My state senator, a former English teach, took the Colorado TCAP (no child left behind equiv tests) and said they were pretty difficult. She was one of the few senators who too them and actually passed.
So, do we all need to know all those facts, or should school really teach:
1) The really important stuff everyone needs to know (i.e. how to balance a check book, where babies come from/how NOT to get pregnant)
2) How to take responsibility for yourself by working with deadlines and having to do stuff you don't already know how to do in an environment where the consequences are just a bad grade rather than getting fired and leeching off the rest of us via wellfare.
3) An as-broad-as-possible understanding of the world that helps students find things they're good at and passionate about so they can figure out how to make a living when they graduate.

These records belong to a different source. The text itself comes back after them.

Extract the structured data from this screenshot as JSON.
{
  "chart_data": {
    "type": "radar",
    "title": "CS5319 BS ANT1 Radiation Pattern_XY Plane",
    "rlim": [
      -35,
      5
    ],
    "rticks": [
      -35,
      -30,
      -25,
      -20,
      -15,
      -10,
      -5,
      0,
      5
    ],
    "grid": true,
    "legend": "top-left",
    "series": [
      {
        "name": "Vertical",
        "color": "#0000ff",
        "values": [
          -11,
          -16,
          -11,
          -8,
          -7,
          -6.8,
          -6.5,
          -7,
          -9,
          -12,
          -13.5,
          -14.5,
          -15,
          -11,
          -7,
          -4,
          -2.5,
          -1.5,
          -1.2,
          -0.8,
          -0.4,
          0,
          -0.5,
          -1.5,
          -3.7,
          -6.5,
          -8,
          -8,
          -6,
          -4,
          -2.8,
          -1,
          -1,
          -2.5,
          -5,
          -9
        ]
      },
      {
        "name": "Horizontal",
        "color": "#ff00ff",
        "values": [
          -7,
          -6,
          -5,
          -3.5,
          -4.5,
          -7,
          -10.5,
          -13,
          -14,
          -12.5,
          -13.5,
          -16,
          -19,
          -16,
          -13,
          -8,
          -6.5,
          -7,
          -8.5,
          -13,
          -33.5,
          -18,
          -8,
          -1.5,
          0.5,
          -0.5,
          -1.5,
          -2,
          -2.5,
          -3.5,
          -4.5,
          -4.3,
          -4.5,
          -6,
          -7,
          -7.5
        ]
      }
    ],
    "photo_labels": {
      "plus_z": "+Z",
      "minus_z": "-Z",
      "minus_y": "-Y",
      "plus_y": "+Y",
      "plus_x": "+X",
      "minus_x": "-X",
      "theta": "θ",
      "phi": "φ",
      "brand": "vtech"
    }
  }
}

There are a lot of "simple facts" out there, the vast majority of which are useful only to a very few of us. Example: Quadratic Equation. I remember thinking it was really cool in high school math (why yes, I am a nerd), but a few decades later I'm not sure I could even give a proper definition of it because, as a programmer and systems administrator, I haven't used it since college. Of course, it's horribly useful to some subset of scientists and engineers out there, and we should still teach it to help those kids who will go into a field that uses it figure out that they want to do so. But a program that simply ensures that everyone in America has memorized how to solve the quadratic equation really isn't very useful. In fact, if said system fails to do 1, 2 and/or 3 above, it's quite counter-productive.
I'm really glad you know all of your 'simple facts'. I'm sure they help you be a very productive member of society, and I probably indirectly benefit for your fact-based labor. But if everyone knew all the things you know (and didn't know all the things you don't know), I'm pretty sure society would collapse. The power of our economy is it's diversity. Need something done? There's probably someone out there who specializes in doing just that. We loose that if we shove everyone into the same box, especially a box arbitrarily created by a bunch of test-makers who's campaign contributions helped keep Bush in office. (yes, there are only two companies who make the federally-mandated standardized tests for the entire country, and those tests make up a not-insignificant portion of my state's education budget.)